Ruangan itu memang hanya berebentuk ruangan kosong memanjang. Adapun filosofi asli dari bentuk Rumah Radakng adalah apabila ada seorang anak yang sudah berumah tangga maka dia akan tinggal di ruangan berbeda dari orang tuanya dan dia akan dibuatkan ruangan yang bersambung dari rumah orang tuanya, begitu seterusnya hingga menyebabkan Rumah Radakng akan semakin panjang dengan kehadiran keluarga-keluarga baru karena ikatan pernikahan. Konon rumah sepanjang 138 meter ini bisa digunakan oleh 30 keluarga….Wah banyak juga ya.
Aku begitu gugup ketika harus menaiki tangga utama yang terbuat dari segelondong kayu utuh hanya dengan pegangan besi tunggal memanjang dari bawah ke atas di sepanjang tangga. Harus ekstra hati-hati menitinya karena kemungkinan jatuh bisa saja terjadi apabila aku lengah.

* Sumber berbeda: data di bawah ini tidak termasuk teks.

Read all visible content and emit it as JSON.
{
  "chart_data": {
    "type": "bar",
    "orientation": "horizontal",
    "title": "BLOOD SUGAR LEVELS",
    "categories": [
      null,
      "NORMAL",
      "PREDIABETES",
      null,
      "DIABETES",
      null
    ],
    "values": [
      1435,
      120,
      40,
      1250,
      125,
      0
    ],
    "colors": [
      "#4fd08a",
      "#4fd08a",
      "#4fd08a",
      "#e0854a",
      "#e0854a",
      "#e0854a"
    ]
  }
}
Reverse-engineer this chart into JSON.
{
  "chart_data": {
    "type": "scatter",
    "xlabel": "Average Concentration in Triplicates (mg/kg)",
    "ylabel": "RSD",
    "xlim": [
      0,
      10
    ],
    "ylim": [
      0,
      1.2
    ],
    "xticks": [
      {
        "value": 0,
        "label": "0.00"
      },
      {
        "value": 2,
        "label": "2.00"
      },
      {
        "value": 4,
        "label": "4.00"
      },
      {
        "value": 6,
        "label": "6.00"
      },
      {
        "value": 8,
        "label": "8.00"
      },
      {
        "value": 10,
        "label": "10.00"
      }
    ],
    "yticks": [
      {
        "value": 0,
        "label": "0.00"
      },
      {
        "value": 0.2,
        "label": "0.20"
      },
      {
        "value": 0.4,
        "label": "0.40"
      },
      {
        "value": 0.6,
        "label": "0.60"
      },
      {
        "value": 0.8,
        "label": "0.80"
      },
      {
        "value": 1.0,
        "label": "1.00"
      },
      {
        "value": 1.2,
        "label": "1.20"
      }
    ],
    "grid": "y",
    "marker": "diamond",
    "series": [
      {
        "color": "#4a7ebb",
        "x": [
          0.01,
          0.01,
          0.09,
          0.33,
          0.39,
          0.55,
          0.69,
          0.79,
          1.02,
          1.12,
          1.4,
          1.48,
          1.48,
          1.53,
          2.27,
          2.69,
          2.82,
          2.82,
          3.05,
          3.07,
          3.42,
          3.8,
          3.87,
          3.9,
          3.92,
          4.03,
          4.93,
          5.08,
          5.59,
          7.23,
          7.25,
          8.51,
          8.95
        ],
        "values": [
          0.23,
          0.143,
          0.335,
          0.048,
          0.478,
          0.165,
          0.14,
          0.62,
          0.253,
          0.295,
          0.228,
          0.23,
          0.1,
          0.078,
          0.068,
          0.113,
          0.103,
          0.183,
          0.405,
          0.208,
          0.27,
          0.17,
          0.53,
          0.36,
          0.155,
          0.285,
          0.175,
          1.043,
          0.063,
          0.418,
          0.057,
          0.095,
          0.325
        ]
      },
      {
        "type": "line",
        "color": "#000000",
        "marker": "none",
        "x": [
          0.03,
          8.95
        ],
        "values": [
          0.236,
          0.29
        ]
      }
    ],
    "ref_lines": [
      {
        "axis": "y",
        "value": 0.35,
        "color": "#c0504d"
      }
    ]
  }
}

Sedangkan sculpture enam Burung Enggang menjadi ikon utama di halaman depan Rumah Radakng. Burung Enggang sendiri adalah burung yang dikeramatkan oleh Suku Dayak. Burung yang memiliki sebutan lain Burung Rangkong ini adalah lambang perdamaian dan persatuan bagi Suku Dayak. Suku Dayak menganggapnya sebagai panglima dari segala macam burung sehingga tak pelak burung ini bisa ditemukan di setiap sendi kehidupan masyarakat Dayak seperti pada patung, ukiran, pakaian, lukisan, interior rumah, monumen dan makam-makam suku Dayak.
Tentu mengunjungi Kompleks Perkampungan Budaya yang luasnya lebih dari empat hektar dengan cuaca kota yang panas bisa membuat kita kehausan. Tetapi tentu tak perlu khawatir karena tersedia kedai minuman yang terletak di kolong Rumah Radakng ini.
Jadi sehabis berkeliling kamu bisa menikmati minuman dingin di kedai tersebut.